В том возрасте я понятия не имел о том, что можно красить волосы, искусственно регулировать загар, ставить на зубы коронки, наращивать мышцы; лишь Бог мог быть белокурым, смуглым и сильным, лишь Бог обладал подобной улыбкой. Мистер Стоун продемонстрировал мне Бога и сказал, что это „искусство“. До той поры мои представления об искусстве были связаны лишь с дворцами из песка или снега, с далекими и жестокими монархами, с властью, а не с красотой, с навевающим тоску великолепием владений, а не с восхитительным, губительно бессильным желанием овладеть. Тот молодой человек, шагавший по пляжу, – с коленками, казавшимися слишком маленькими для таких сильных бедер, с длинными, изящными ступнями, с пятнышком света вместо улыбки, с полоской света вместо волос, с прозрачными озерами света вместо глаз, как будто осветилась вдруг изнутри его искусно вылепленная голова, держащаяся на тонкой шее над плечами столь широкими, что до их размера ему пришлось долго расти, – тот молодой человек нес мне ту тревожную красоту, которую я не мог не назвать любовью, будь то его любовь ко мне или моя к нему. Детям неведомо идиотское наслаждение, получаемое взрослыми от некоторых частей тела (большого красивого пениса, волосатой груди, округлых ягодиц). Они превращают части в единое целое, а физическое – в духовное, отчего желание вскоре перерастает в любовь. Точно так же и любовь перерастает в желание – разве не возжелал я Фреда, Мерилин, моего профессора-немца?
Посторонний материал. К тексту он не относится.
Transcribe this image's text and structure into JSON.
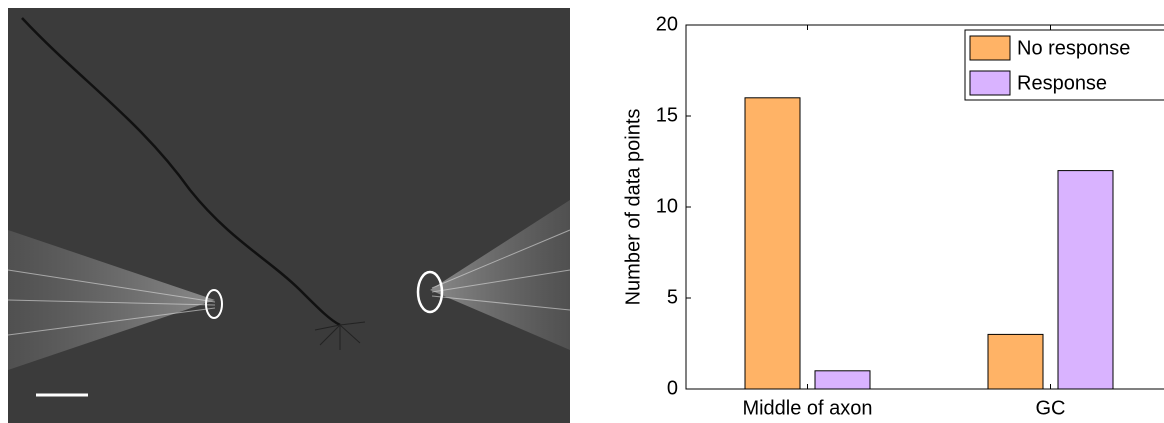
{
  "chart_data": {
    "type": "bar",
    "categories": [
      "Middle of axon",
      "GC"
    ],
    "series": [
      {
        "name": "No response",
        "color": "#ffb366",
        "values": [
          16,
          3
        ]
      },
      {
        "name": "Response",
        "color": "#d9b3ff",
        "values": [
          1,
          12
        ]
      }
    ],
    "y_label": "Number of data points",
    "ylim": [
      0,
      20
    ],
    "yticks": [
      0,
      5,
      10,
      15,
      20
    ],
    "grid": false,
    "legend": "upper right"
  }
}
Я бросился бежать по лесу. День был туманный. В этих местах кто-то видел поедающего чернику медведя, и при каждом треске ветки я озирался по сторонам. Над густым сосняком на другом берегу озера показалась тонкая струйка дыма. Миновав трухлявый пень с растущими подле него белыми цветами, я почувствовал себя так, будто втиснулся сквозь некий зазор в собственный заповедник, и перешел на ходьбу. Остановившись перевести дыхание, я услышал, как вдали мягко, профессионально постукивает дятел, ставящий диагноз дуплистой ветке. Надо мной, раскрывая замысел ветра, качались деревья.
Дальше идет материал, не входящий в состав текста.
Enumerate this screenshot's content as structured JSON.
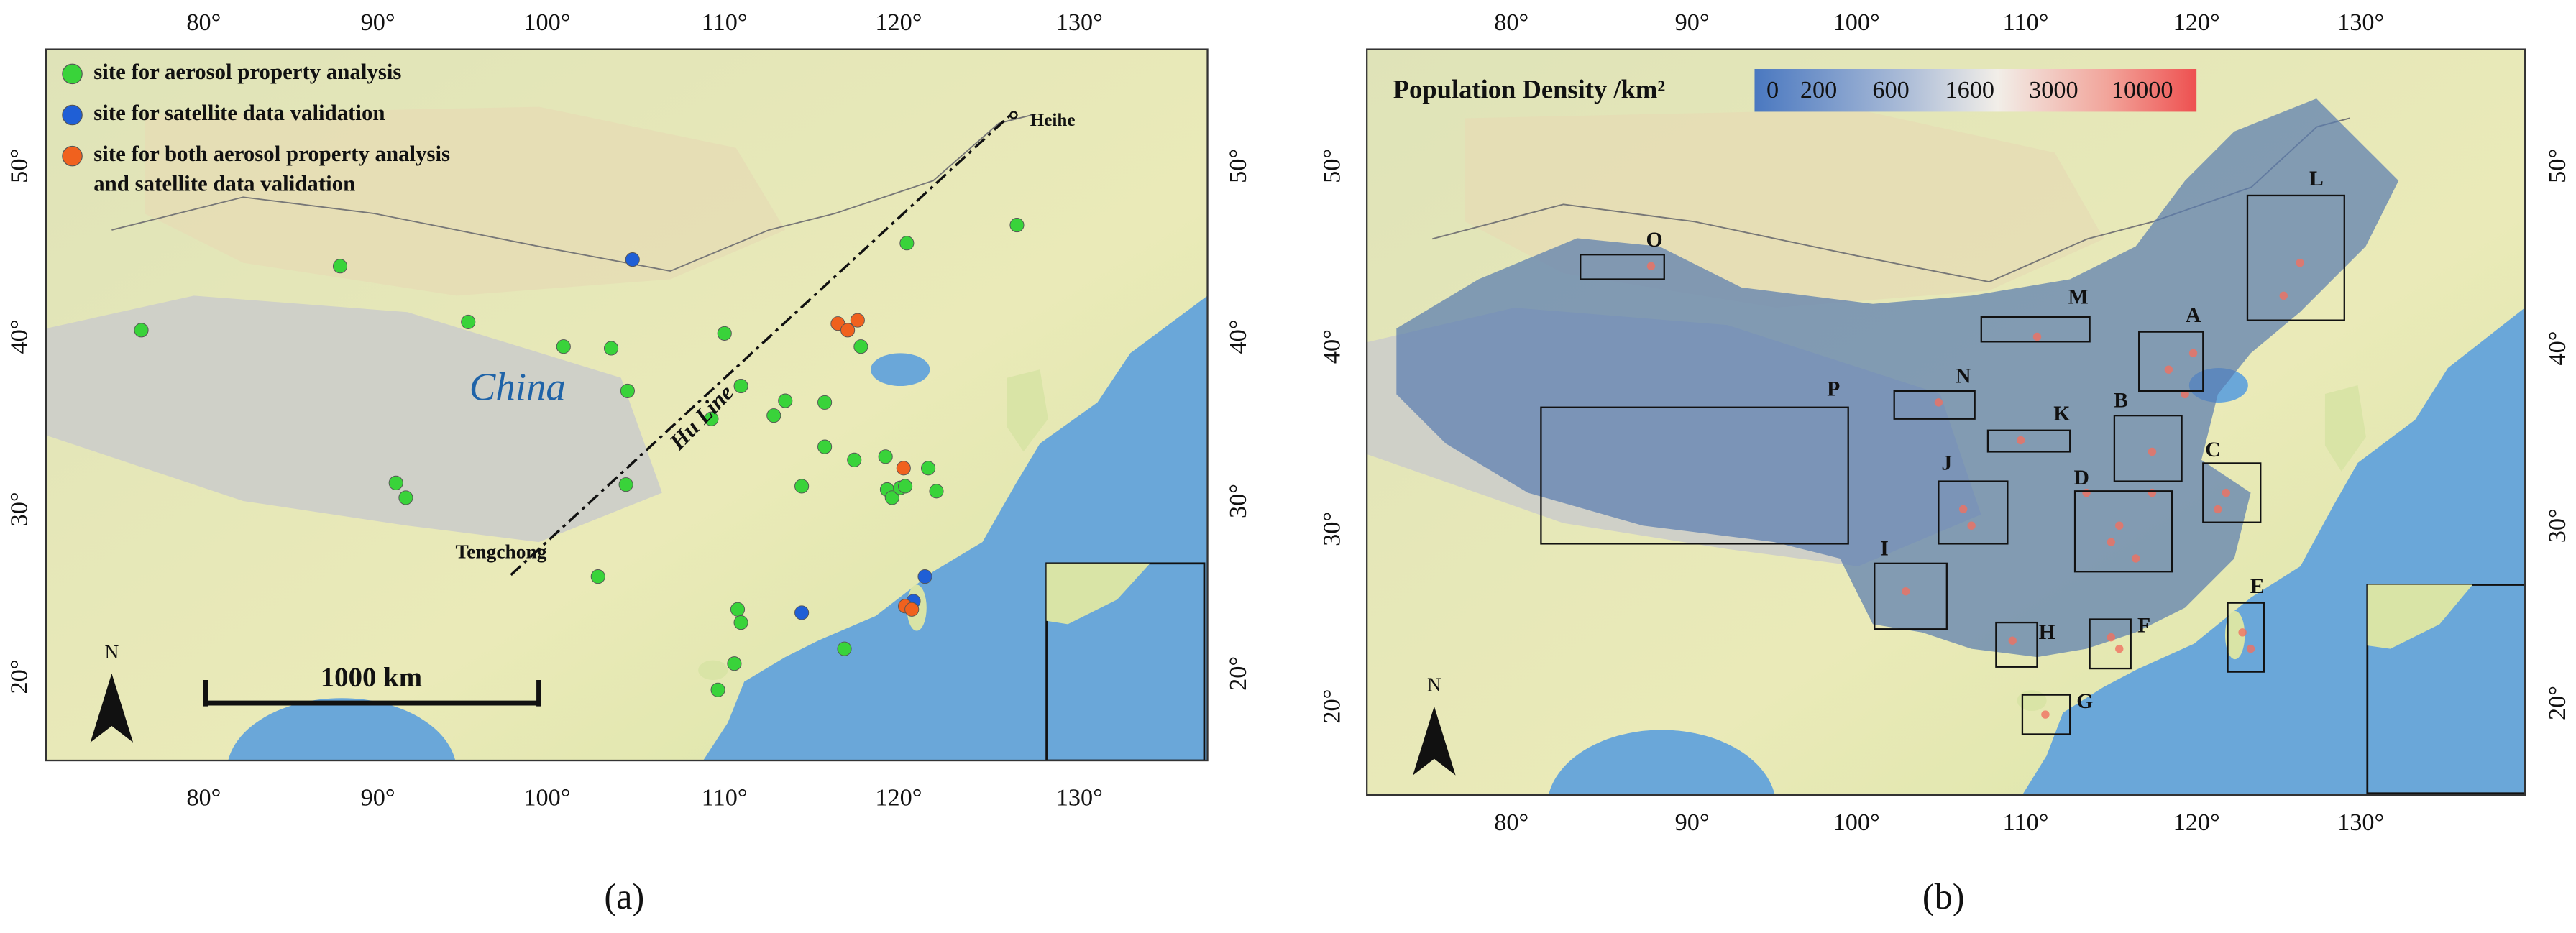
{
  "panel_a": {
    "lon_ticks_top": [
      "80°",
      "90°",
      "100°",
      "110°",
      "120°",
      "130°"
    ],
    "lon_ticks_bottom": [
      "80°",
      "90°",
      "100°",
      "110°",
      "120°",
      "130°"
    ],
    "lat_ticks_left": [
      "50°",
      "40°",
      "30°",
      "20°"
    ],
    "lat_ticks_right": [
      "50°",
      "40°",
      "30°",
      "20°"
    ],
    "legend": [
      [
        "site for aerosol property analysis"
      ],
      [
        "site for satellite data validation"
      ],
      [
        "site for both aerosol property analysis",
        "and satellite data validation"
      ]
    ],
    "labels": {
      "country": "China",
      "line": "Hu Line",
      "north_end": "Heihe",
      "south_end": "Tengchong",
      "scale": "1000 km",
      "compass": "N"
    },
    "caption": "(a)"
  },
  "panel_b": {
    "lon_ticks_top": [
      "80°",
      "90°",
      "100°",
      "110°",
      "120°",
      "130°"
    ],
    "lon_ticks_bottom": [
      "80°",
      "90°",
      "100°",
      "110°",
      "120°",
      "130°"
    ],
    "lat_ticks_left": [
      "50°",
      "40°",
      "30°",
      "20°"
    ],
    "lat_ticks_right": [
      "50°",
      "40°",
      "30°",
      "20°"
    ],
    "colorbar_title": "Population Density /km²",
    "colorbar_ticks": [
      "0",
      "200",
      "600",
      "1600",
      "3000",
      "10000"
    ],
    "regions": [
      "A",
      "B",
      "C",
      "D",
      "E",
      "F",
      "G",
      "H",
      "I",
      "J",
      "K",
      "L",
      "M",
      "N",
      "O",
      "P"
    ],
    "compass": "N",
    "caption": "(b)"
  }
}
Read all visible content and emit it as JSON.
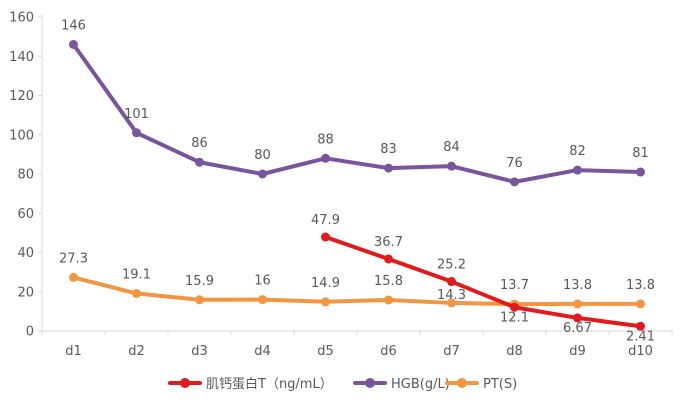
{
  "chart_data": {
    "type": "line",
    "title": "",
    "xlabel": "",
    "ylabel": "",
    "ylim": [
      0,
      160
    ],
    "yticks": [
      0,
      20,
      40,
      60,
      80,
      100,
      120,
      140,
      160
    ],
    "grid": false,
    "legend_position": "bottom",
    "categories": [
      "d1",
      "d2",
      "d3",
      "d4",
      "d5",
      "d6",
      "d7",
      "d8",
      "d9",
      "d10"
    ],
    "series": [
      {
        "name": "肌钙蛋白T（ng/mL）",
        "color": "#e31a1c",
        "values": [
          null,
          null,
          null,
          null,
          47.9,
          36.7,
          25.2,
          12.1,
          6.67,
          2.41
        ],
        "labels": [
          "",
          "",
          "",
          "",
          "47.9",
          "36.7",
          "25.2",
          "12.1",
          "6.67",
          "2.41"
        ]
      },
      {
        "name": "HGB(g/L)",
        "color": "#7a559e",
        "values": [
          146,
          101,
          86,
          80,
          88,
          83,
          84,
          76,
          82,
          81
        ],
        "labels": [
          "146",
          "101",
          "86",
          "80",
          "88",
          "83",
          "84",
          "76",
          "82",
          "81"
        ]
      },
      {
        "name": "PT(S)",
        "color": "#f4963f",
        "values": [
          27.3,
          19.1,
          15.9,
          16,
          14.9,
          15.8,
          14.3,
          13.7,
          13.8,
          13.8
        ],
        "labels": [
          "27.3",
          "19.1",
          "15.9",
          "16",
          "14.9",
          "15.8",
          "14.3",
          "13.7",
          "13.8",
          "13.8"
        ]
      }
    ]
  }
}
Там, где тропинка пересекала трелевочный волок, на чем-то вроде образованного обнаженными корнями старого вяза пригорке, сидел Ральф. Штаны его были спущены до колен, а сам он недоверчиво, с любопытством, изучал свой стоячий пенис, вперив в него слегка оторопелый, бессмысленный взгляд. Он позвал меня, и я подошел – как бы для того, чтобы изучить странное явление природы. Поддавшись на уговоры, я дотронулся до него. Ральф попросил меня лизнуть красную, липкую, выдвинутую из ножен головку, и я заколебался. Может, это нечистоплотно? – подумал я. А вдруг кто-нибудь нас увидит? Вдруг я заболею? Вдруг я стану педиком и уже никогда не буду таким, как другие?
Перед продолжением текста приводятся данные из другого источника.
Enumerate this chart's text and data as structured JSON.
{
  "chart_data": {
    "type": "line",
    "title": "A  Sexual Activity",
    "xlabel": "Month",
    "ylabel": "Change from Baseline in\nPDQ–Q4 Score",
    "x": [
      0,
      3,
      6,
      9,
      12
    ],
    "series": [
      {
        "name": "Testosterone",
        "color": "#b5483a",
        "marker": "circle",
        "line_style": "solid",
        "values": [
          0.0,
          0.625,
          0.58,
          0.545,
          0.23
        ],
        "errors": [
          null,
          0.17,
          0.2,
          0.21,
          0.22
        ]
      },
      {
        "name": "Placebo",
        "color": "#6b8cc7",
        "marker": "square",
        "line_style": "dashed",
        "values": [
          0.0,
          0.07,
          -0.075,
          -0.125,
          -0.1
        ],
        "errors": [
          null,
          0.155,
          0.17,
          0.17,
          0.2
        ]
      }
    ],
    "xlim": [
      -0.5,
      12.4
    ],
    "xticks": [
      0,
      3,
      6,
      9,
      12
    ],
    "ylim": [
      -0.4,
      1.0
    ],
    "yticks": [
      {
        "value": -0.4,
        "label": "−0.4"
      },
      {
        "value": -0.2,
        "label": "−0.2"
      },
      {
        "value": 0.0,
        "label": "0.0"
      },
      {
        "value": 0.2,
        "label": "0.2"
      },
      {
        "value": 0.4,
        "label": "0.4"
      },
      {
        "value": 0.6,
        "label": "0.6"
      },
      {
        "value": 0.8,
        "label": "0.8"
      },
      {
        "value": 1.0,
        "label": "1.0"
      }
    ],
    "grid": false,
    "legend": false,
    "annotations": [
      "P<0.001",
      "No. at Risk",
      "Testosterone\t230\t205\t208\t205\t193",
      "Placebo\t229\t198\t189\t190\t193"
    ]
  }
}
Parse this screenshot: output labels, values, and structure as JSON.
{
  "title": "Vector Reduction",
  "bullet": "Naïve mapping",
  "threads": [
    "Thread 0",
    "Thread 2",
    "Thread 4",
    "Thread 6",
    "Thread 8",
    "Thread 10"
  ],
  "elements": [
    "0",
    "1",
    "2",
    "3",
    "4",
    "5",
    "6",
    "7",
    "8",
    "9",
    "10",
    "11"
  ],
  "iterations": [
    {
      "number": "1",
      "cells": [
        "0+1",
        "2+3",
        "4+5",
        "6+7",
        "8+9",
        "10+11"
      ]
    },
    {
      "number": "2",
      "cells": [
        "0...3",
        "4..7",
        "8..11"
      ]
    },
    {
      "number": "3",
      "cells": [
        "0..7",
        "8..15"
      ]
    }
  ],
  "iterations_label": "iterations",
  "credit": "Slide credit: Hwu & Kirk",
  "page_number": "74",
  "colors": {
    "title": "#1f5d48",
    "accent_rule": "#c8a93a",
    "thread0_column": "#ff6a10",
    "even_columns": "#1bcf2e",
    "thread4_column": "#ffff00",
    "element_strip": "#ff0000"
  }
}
Дабы побороть мои сомнения, Ральф меня загипнотизировал. Не много произнесенных нараспев слов понадобилось ему, чтобы погрузить меня в глубокий транс. Как только я подпал под его чары, он велел мне слушаться его, и я подчинился. И еще он сказал, что, очнувшись, я все забуду, но тут он ошибся. Я запомнил все до мельчайших подробностей.